CLEVELAND -- We now know that illegal scrapping was the cause of the home explosion in East Cleveland on June 10th, but just how big of a problem is it?

Sgt. Andrew Ezzo is on the environmental crimes task force with the Cleveland Police. “It’s a never-ending story," he said. "It’s a battle that’s going to be tough to win.”

The battle is against thieves looting places for metal and selling it to scrap yards and it’s an uphill one. “It’s a huge problem, said Sgt. Ezzo. "The state of Ohio has led the nation in scrap theft since 2014.”

New legislation and new systems have helped to bring the numbers down, but as prices for scrap goes up, so do the crimes. Perhaps no one knows that more than JBI Scrap Processors in Cleveland, which has been the victim of scrap theft so often, the owners have lost count. In fact, thieves have stolen from the business twice in the last week.

Joe Immormino's family has owned JBI for more than 30 years. He said the theft problem has never been so bad.

"They're like rats," Immormino said of scrap thieves. "They just keep coming back. Unfortunately, it's sad. Because we -- all these guys [his employees] work so hard."

“He has a really nice fence," said Sgt. Ezzo. "He has an electrical fence on top, he has video cameras all over the place, but they still figure a way to get in."

Video surveillance from the June 8th incident shows 4 men breaking in and taking keys to company vehicles to transport things to the fence line to throw the stuff over. They took copper, radiators, batteries, aluminum in a theft that lasted more than 30 minutes, then took off. Police have identified one of the suspects from the video but are working on gathering more information to ID the other 3.

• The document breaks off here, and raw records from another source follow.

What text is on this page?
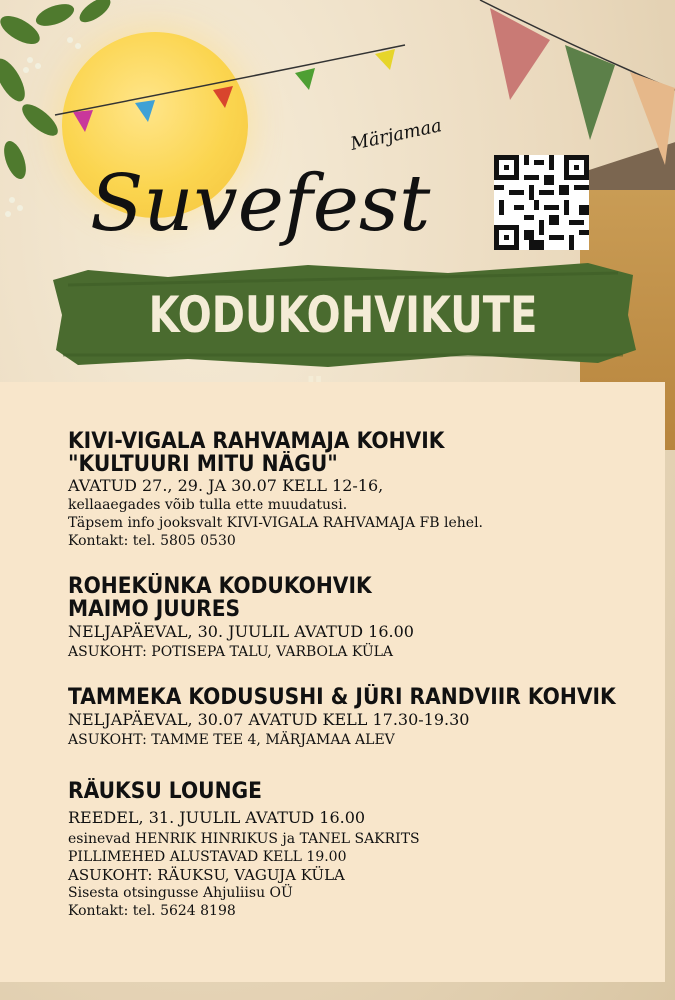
Suvefest
Märjamaa
KODUKOHVIKUTE

KIVI-VIGALA RAHVAMAJA KOHVIK

"KULTUURI MITU NÄGU"

AVATUD 27., 29. JA 30.07 KELL 12-16,

kellaaegades võib tulla ette muudatusi.

Täpsem info jooksvalt KIVI-VIGALA RAHVAMAJA FB lehel.

Kontakt: tel. 5805 0530

ROHEKÜNKA KODUKOHVIK

MAIMO JUURES

NELJAPÄEVAL, 30. JUULIL AVATUD 16.00

ASUKOHT: POTISEPA TALU, VARBOLA KÜLA

TAMMEKA KODUSUSHI & JÜRI RANDVIIR KOHVIK

NELJAPÄEVAL, 30.07 AVATUD KELL 17.30-19.30

ASUKOHT: TAMME TEE 4, MÄRJAMAA ALEV

RÄUKSU LOUNGE

REEDEL, 31. JUULIL AVATUD 16.00

esinevad HENRIK HINRIKUS ja TANEL SAKRITS

PILLIMEHED ALUSTAVAD KELL 19.00

ASUKOHT: RÄUKSU, VAGUJA KÜLA

Sisesta otsingusse Ahjuliisu OÜ

Kontakt: tel. 5624 8198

Immormino says in one night, the thieves stole 3,000 pounds of scrap metal, valued at $9,000.

WATCH | See the surveillance video below

Several days later, 8 people broke in and stole from JBI yet again. Sgt. Ezzo says to crack down on the illegal scrapping, they need to crack down on where the money changes hands. Ohio has created new regulations since 2013 to make scrap yards register with Ohio Homeland Security and upload every transaction to a database. They’ve also started a "do not buy" list for people with previous theft convictions.

Sgt. Ezzo’s office has made indictments and they continue to monitor scrap yards, but he says one of the biggest problems is people not reporting it. “It’s the hardest thing for us to find. Even the good scrap yards that call us and let us know that they’re taking in stolen property, again it’s the hardest thing for us to find is the victim,” Sgt. Ezzo said.

A grand jury indicted the owners of Tyroler Scrap Metals and West Side Metals in Cleveland last fall on felony charges of receiving stolen property and grand theft. According to the indictment, the companies are accused of knowingly receiving stolen scrap metal. The trial is set for July.